Necip Tosun: Bir insanın
uğruna ölümü bile göz aldığı rüyalarından bir süre sonra kopması,
ayrılması bana hep dramatik gelmiştir. Bu hiç şüphesiz,yaşamın,
konjonktürün getirdiği bir durum. Bu insani olayı öykülerimde
kınamaktan çok, bir olgu olarak aktarmaya çalıştım. Karşılarında
ya da yanlarında
olmak gibi özel bir gayretim olmadı. Çevremde bu değişim ve
dönüşüme bire bir tanıklık ettiğimi söyleyebilirim. Evet, bu
tanıklığı kendi özelimde de yaşadım.Genel anlamda bireyin
ideolojisi yaşamını ne kadar kuşatır, kuşatmalıdır sorusu
hikayelerinizden okuyucuya aktarılan bir soru. Toplum içinde
etkisini yitirmesiyle ve bireyin ideolojisini terk etmesiyle
yaşamı alt üst eden bir yönü öne çıkarıyor çünkü.

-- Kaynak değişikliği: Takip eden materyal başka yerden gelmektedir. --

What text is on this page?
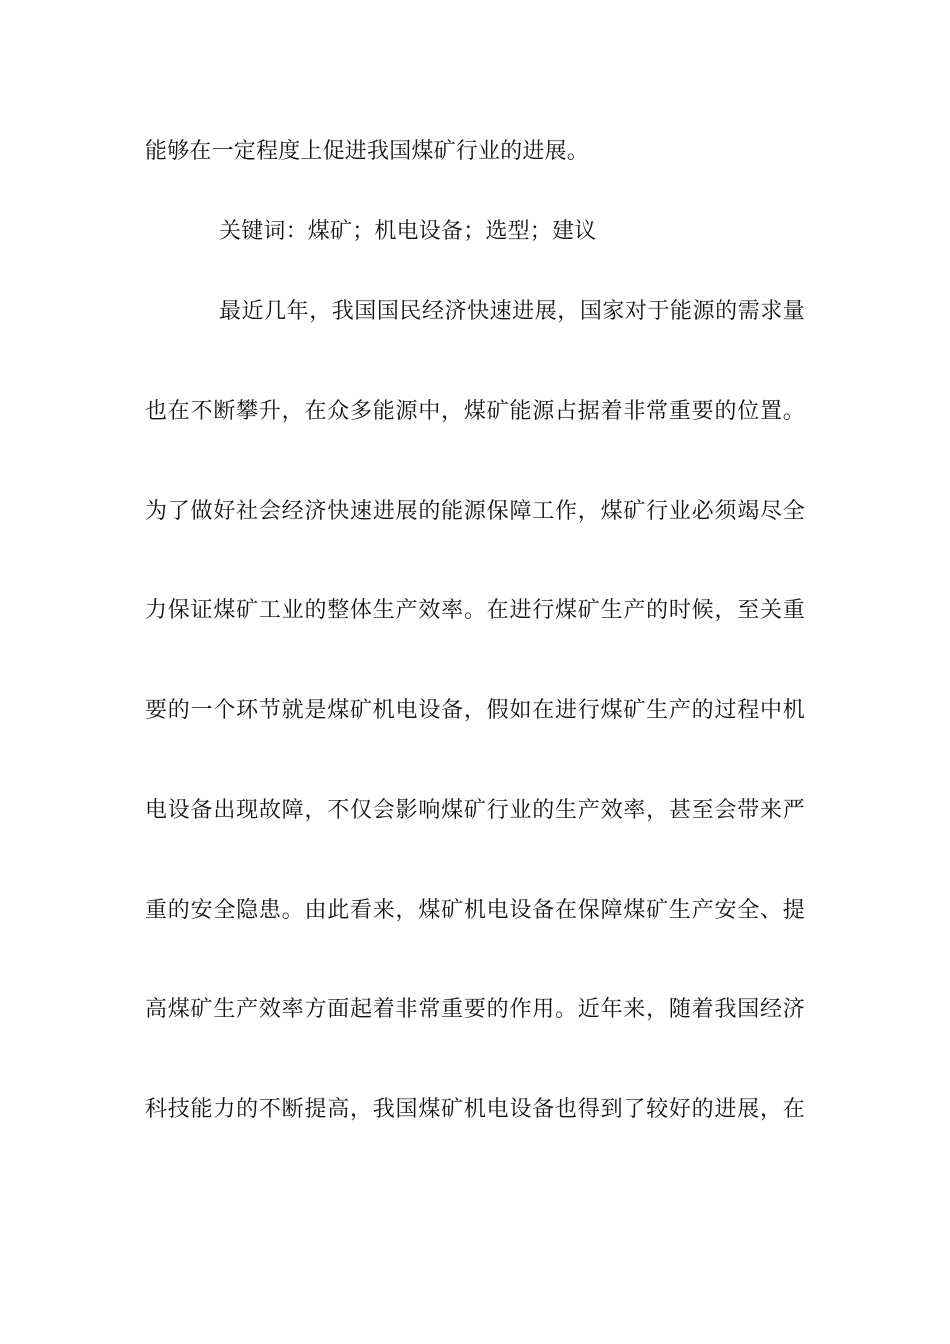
能够在一定程度上促进我国煤矿行业的进展。
关键词：煤矿；机电设备；选型；建议
最近几年，我国国民经济快速进展，国家对于能源的需求量
也在不断攀升，在众多能源中，煤矿能源占据着非常重要的位置。
为了做好社会经济快速进展的能源保障工作，煤矿行业必须竭尽全
力保证煤矿工业的整体生产效率。在进行煤矿生产的时候，至关重
要的一个环节就是煤矿机电设备，假如在进行煤矿生产的过程中机
电设备出现故障，不仅会影响煤矿行业的生产效率，甚至会带来严
重的安全隐患。由此看来，煤矿机电设备在保障煤矿生产安全、提
高煤矿生产效率方面起着非常重要的作用。近年来，随着我国经济
科技能力的不断提高，我国煤矿机电设备也得到了较好的进展，在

Kesinlikle öyle. Hayat ve inancın iç içe olduğuna inanılan bir
kuşağın içinden geliyorum. Kahramanlarda hayatlarını tümüyle
inançlarına, ideolojilerine göre dizayn ediyorlar. Ama
ideolojilerinin gözden düşüşüyle ya da ideolojilerini terk
etmeleriyle birlikte bir yalnızlaşma yaşıyorlar. Hayatınızın
biricik gayesi sarsıntıya uğradığında sizinde sarsılmanız
kaçınılmaz. Çünkü bu insanların hayatta normal bir arkadaşları
yok. Hatta aileleriyle bile ilişkileri sınırlı. Onların bütün
dünyaları dava arkadaşları. Dava dostlukları bitince sokakta selam
verecekleri kimse kalmıyor. Bu yüzden, davadan uzaklaştıklarında,
davaları gözden düştüğünde tam bir çarpılma yaşıyorlar.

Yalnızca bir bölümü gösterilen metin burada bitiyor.